Don't blame state regulators for the financial crisis; blame those who took power away from state regulators.
That was the message today from the president of the North American Securities Administrators Association, who testified today to the Financial Crisis Inquiry Commission.
“Our presence did not contribute to the crisis. Rather, the fact that our regulatory and enforcement roles had been eroded was a significant factor in the severity of the financial meltdown,” Texas Securities Commissioner Denise Voigt Crawford said today in prepared testimony.
The FCIC heard testimony today from regulators on the causes of the financial crisis. The commission is to issue a report to Congress in December on what caused the financial meltdown.
Ms. Crawford urged Congress to return powers to state securities regulators which were stripped from them under the National Securities Markets Improvement Act of 1996. Specifically, she believes that state securities cops should be granted greater authority over private-placement offerings. The Texas regulator also blamed the legislation for an “oversight gap” of investment advisers. The act turned over regulation of advisers that manage more than $25 million to the Securities and Exchange Commission, which examines the firms infrequently.
Under financial-reform legislation being considered in Congress, state regulators would get jurisdiction over advisory firms managing less than $100 million, which would move about 4,000 advisory firms to state regulation.
Ms. Crawford was critical of the SEC and the Financial Industry Regulatory Authority Inc. “The naivete behind the view that markets are always self-correcting now seems apparent,” she said. “But clearly, reliance by the investing public on federal securities regulators, self-regulatory organizations and `gatekeepers' in the years preceding the crisis and in its midst to detect and prevent even the most egregious of frauds and deceit was equally naive.”
The comments did not sit well with officials at Finra. “Finra has taken many steps in the wake of recent scandals to improve its fraud detection capabilities, including the creation of the Office of Fraud Detection and Market Intelligence, " Finra executive vice president Howard Schloss, said. " It would be nice if Mrs. Crawford would stop pointing fingers at other regulators, and be equally introspective about the performance of state regulators in the wake of the Madoff, Stanford and the dozens of other frauds that have happened in states all over the country.”

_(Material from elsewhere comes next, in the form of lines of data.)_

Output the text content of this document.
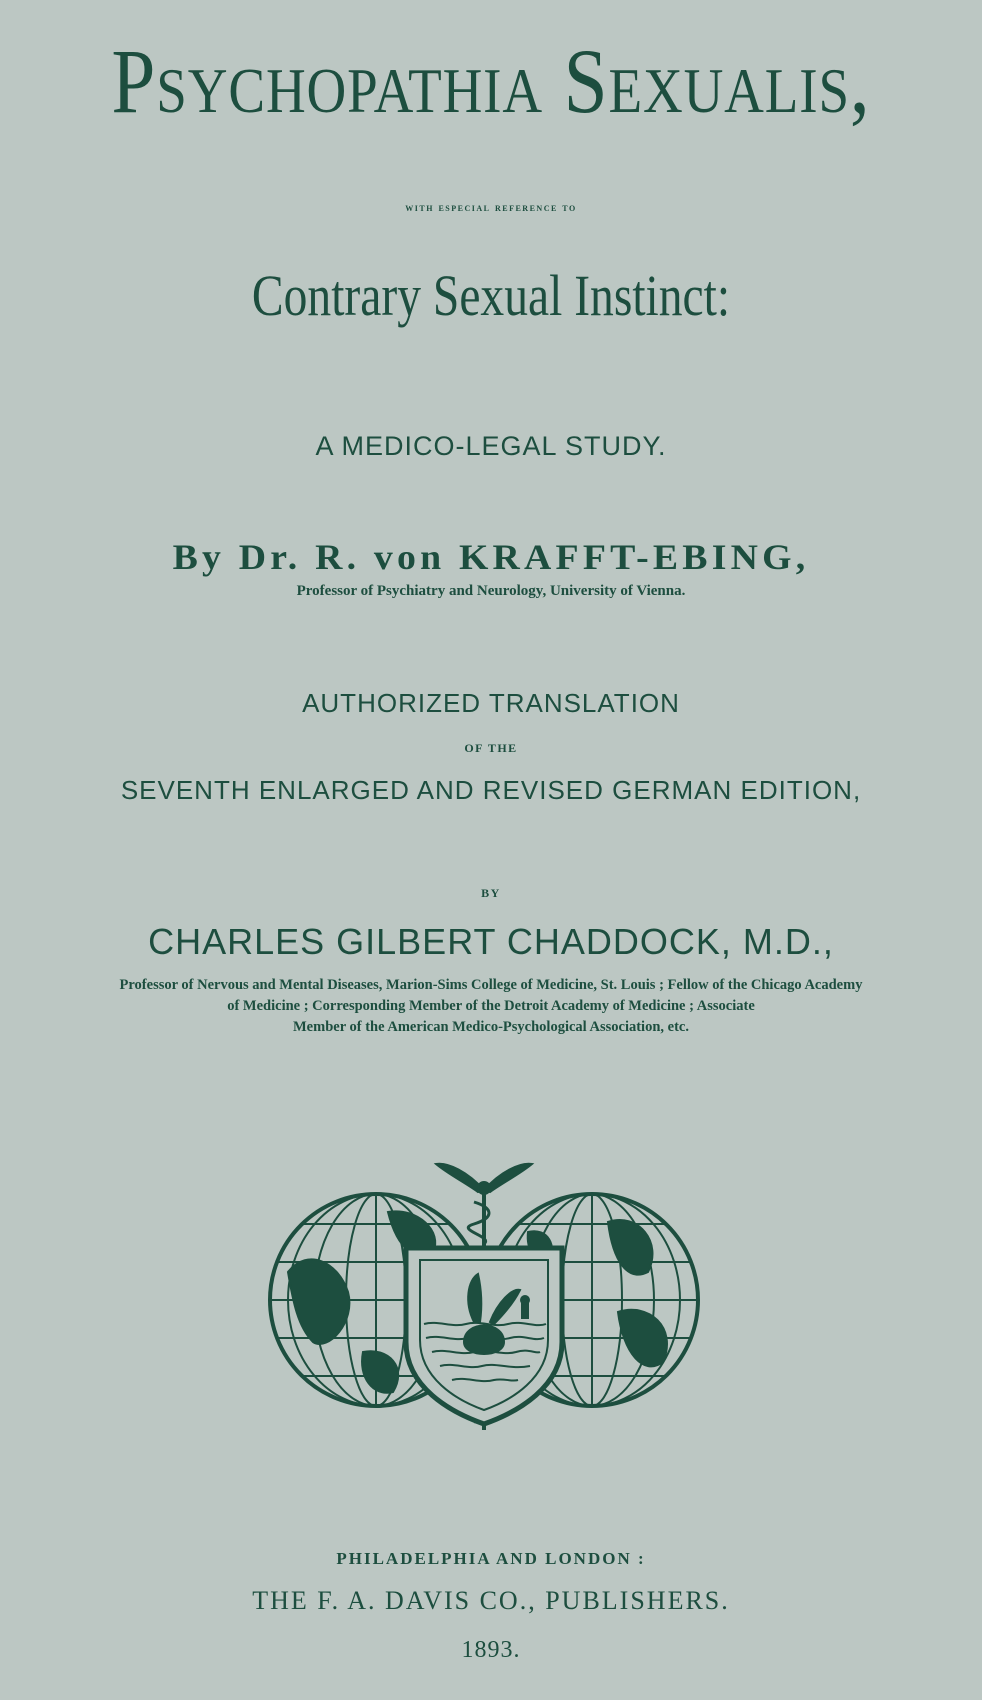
Psychopathia Sexualis,
with especial reference to
Contrary Sexual Instinct:
A MEDICO-LEGAL STUDY.
By Dr. R. von KRAFFT-EBING,
Professor of Psychiatry and Neurology, University of Vienna.
AUTHORIZED TRANSLATION
OF THE
SEVENTH ENLARGED AND REVISED GERMAN EDITION,
BY
CHARLES GILBERT CHADDOCK, M.D.,
Professor of Nervous and Mental Diseases, Marion-Sims College of Medicine, St. Louis ; Fellow of the Chicago Academy
of Medicine ; Corresponding Member of the Detroit Academy of Medicine ; Associate
Member of the American Medico-Psychological Association, etc.
PHILADELPHIA AND LONDON :
THE F. A. DAVIS CO., PUBLISHERS.
1893.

The SEC also weighed in on Ms. Crawford's comments to the panel. A spokesperson for the agency noted that "Chairman Schapiro provided the Commission with a detailed analysis of the underpinnings of the financial crisis and the comprehensive steps taken by the SEC since she became Chairman."

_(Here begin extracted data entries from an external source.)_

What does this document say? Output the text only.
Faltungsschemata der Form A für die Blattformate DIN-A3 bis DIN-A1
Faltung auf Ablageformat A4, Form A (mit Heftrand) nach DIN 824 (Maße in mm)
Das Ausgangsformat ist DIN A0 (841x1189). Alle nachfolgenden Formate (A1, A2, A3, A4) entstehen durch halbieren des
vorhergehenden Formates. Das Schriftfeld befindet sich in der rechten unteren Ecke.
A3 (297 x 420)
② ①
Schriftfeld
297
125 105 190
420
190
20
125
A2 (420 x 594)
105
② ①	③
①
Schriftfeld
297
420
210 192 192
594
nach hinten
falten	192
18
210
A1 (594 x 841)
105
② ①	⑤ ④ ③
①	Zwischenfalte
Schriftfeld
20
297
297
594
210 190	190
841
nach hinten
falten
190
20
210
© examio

But Ms. Crawford claimed the SEC has failed to detect abuses and failed to take appropriate action despite “red flags” where similar conduct by a broker-dealer would invite SEC disciplinary action.
“Far from monitoring the securities markets and securities industry in order to detect and terminate abusive and illegal practices, the SEC was often prompted into action only after state regulators had unearthed them,” she said.
Ms. Crawford referred to cases brought against research analysts for conflicts of interest at major Wall Street firms in the early 2000s by then New York Attorney General Eliot L. Spitzer, as well as cases first brought by state regulators in 2008 involving the auction rate securities markets.
Ms. Crawford also called for restoring provisions of the Depression-era Glass-Steagall Act of 1933 that prohibited banks, brokerage firms and insurers from engaging in each other's business. “Since the repeal of Glass-Steagall through the enactment of the Gramm-Leach-Bliley Act of 1999, we have seen an excessive risk-taking culture emerge within institutions with federally insured deposits,” she said.